Her name is Leslie, she insists on being called by her first name because we’re colleagues after all, and she has been flashing John a bright smile whenever he has turned in her direction since the moment they have arrived at the crime scene.
Sherlock isn’t even entirely sure why he despises her from the depth of his heart.
He eyes her out of the corner of his eye while carefully palpating the hem of the cotton shirt currently worn by the victim (Caleb Anthony Wilks, 37 years old, barbiturate poisoning, clearly not self-inflicted). If Lestrade stopped wasting his time with his idiotic suicide hypothesis, he would be able to concentrate for a second. What a wonderful world that would be.

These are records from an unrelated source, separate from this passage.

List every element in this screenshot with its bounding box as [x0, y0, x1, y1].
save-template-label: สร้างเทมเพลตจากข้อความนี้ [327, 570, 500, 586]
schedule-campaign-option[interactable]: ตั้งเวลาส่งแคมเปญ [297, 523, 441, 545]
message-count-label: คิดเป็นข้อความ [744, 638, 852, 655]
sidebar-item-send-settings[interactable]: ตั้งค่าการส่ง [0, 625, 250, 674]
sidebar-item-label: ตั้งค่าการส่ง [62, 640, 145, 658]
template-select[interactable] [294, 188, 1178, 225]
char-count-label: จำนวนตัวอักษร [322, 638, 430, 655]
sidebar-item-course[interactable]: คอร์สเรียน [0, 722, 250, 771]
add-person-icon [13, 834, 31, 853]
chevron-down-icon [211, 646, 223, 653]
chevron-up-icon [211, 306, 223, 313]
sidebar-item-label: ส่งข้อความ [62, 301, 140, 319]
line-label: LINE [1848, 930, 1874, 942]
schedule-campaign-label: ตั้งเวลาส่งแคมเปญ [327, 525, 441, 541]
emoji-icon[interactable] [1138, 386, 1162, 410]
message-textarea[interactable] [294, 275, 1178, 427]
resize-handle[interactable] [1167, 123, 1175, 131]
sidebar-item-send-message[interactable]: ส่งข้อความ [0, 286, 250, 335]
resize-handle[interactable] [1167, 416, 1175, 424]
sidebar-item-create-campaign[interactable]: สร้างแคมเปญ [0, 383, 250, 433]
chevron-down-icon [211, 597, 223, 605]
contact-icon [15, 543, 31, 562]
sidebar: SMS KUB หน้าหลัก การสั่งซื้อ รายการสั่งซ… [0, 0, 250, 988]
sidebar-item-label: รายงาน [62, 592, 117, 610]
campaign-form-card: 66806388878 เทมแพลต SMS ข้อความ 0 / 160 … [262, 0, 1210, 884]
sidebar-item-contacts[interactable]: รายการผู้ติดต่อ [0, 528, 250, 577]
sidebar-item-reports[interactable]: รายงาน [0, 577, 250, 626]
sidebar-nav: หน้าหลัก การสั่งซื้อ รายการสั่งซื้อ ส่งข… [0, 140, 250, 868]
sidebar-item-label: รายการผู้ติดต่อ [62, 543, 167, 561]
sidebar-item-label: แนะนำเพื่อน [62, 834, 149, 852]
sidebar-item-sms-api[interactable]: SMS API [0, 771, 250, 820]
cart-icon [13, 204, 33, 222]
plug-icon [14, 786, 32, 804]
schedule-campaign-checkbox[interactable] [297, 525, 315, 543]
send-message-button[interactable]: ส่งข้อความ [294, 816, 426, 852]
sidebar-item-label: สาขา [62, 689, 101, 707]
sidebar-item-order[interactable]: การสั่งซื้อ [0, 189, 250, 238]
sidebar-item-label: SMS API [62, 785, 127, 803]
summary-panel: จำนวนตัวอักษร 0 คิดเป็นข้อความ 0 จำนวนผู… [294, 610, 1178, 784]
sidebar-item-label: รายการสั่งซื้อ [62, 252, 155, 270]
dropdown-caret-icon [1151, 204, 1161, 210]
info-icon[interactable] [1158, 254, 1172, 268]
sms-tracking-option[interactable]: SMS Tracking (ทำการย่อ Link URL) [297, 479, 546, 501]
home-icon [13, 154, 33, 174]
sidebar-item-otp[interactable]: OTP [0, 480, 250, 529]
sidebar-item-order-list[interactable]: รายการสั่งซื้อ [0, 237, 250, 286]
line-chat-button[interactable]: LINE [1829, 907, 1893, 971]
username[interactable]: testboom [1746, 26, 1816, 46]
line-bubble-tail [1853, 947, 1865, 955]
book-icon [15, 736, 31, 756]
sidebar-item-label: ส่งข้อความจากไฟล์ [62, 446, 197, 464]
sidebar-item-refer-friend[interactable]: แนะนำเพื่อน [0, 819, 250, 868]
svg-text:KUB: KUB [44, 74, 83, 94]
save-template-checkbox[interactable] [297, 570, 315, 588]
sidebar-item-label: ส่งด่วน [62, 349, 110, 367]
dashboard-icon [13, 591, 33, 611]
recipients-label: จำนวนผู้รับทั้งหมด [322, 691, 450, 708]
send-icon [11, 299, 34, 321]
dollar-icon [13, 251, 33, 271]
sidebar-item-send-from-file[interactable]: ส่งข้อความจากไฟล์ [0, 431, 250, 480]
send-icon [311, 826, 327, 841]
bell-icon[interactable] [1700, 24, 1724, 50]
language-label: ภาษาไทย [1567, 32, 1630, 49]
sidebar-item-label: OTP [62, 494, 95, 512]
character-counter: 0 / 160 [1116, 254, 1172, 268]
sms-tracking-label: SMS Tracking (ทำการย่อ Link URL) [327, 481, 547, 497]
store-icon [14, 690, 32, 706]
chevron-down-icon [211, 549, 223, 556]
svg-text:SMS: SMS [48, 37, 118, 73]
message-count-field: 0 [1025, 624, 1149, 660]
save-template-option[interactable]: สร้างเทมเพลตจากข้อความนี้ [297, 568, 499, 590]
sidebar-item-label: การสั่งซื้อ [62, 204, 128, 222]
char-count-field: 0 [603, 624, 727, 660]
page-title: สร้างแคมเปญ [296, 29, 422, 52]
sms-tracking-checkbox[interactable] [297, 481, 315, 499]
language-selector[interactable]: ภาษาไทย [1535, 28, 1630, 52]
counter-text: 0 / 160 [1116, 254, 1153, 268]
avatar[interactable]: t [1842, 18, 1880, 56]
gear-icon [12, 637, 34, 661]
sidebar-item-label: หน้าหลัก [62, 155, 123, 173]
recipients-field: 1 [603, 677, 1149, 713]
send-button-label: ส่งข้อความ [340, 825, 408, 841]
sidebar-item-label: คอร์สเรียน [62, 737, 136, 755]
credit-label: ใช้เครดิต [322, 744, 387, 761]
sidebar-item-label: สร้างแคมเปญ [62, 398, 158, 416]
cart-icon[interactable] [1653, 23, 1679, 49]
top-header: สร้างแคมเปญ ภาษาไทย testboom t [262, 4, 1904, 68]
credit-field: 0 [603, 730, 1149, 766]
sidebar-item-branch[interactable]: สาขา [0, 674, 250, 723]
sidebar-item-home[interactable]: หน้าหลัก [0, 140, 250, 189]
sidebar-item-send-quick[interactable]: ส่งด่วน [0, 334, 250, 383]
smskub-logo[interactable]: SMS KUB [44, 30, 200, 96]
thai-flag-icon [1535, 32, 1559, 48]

Leslie runs a hand through her curls while pocketing her examination gloves, demonstratively batting her eyelashes in John’s direction.
Sherlock doesn’t approve of this.
John, meanwhile, doesn’t even seem to have noticed Leslie. He ignores her in favour of observing Sherlock. John watches him examine the corpse, smiling slightly, looking fascinated, completely in awe, maybe even more than usual. It doesn’t make any sense. It occurs to Sherlock that John has not dated any women for an unusually long period of time. He hasn’t been looking for one-night-stands, either. It’s not due to erectile dysfunction or a lack of sexual appetite. Sherlock knows that. He keeps track of John’s masturbatory habits for a reason, after all.
Be that as it may, even though Leslie is female and obviously available, John has yet to respond to her flirting. This fact is way more interesting than the frankly not-at-all-boring murder mystery in front of Sherlock, and thinking about the John/Leslie equation significantly decelerates his thought process, which is counterproductive. He needs to focus.
Sherlock regains control over himself eventually. (He does so by insulting the entire team, including John, and ordering them to shut up. Leslie looks thoroughly taken aback, everyone else just complies. Standard procedure.) Ten minutes of quiet concentration enable him to solve the goddamn murder.
He delivers his deduction (poisoned by step brother who was being blackmailed for having sex with his own sister). John calls him brilliant and incredible, and a quite agreeable fluttering spreads in Sherlock’s stomach.
“She asked me out,” John announces cheerfully when they’re seated in the back of a cab heading towards Baker Street. “while you were busy sniffing Wilks’ fingernails.”
Sherlock experiences a sensation that resembles being punched in the gut.
“Boring,” he says, not quite succeeding in sounding disinterested.
“Exactly,” John agrees. “I declined.”
The weight on Sherlock’s stomach disappears abruptly and is instantly replaced by the familiar fluttering. “Why?”
John clenches his jaw. He places his hand on the backseat, pressing his fingertips into the leather. His hand is shockingly close to Sherlock’s. John’s fingers are twitching slightly, moving closer. For a brief instant, Sherlock is almost sure he is going to place his hand on top of his own.
John exhales heavily. “Just... because?” It sounds like a question.
Sherlock shakes his head slowly, clenching his hands and turning away to look out of the window.
He could imagine things right now. Things that would inevitably turn out to be wrong. Sherlock has dared to imagine things before and it has never ended well. He won’t try this time.
He realises too late that he has already started.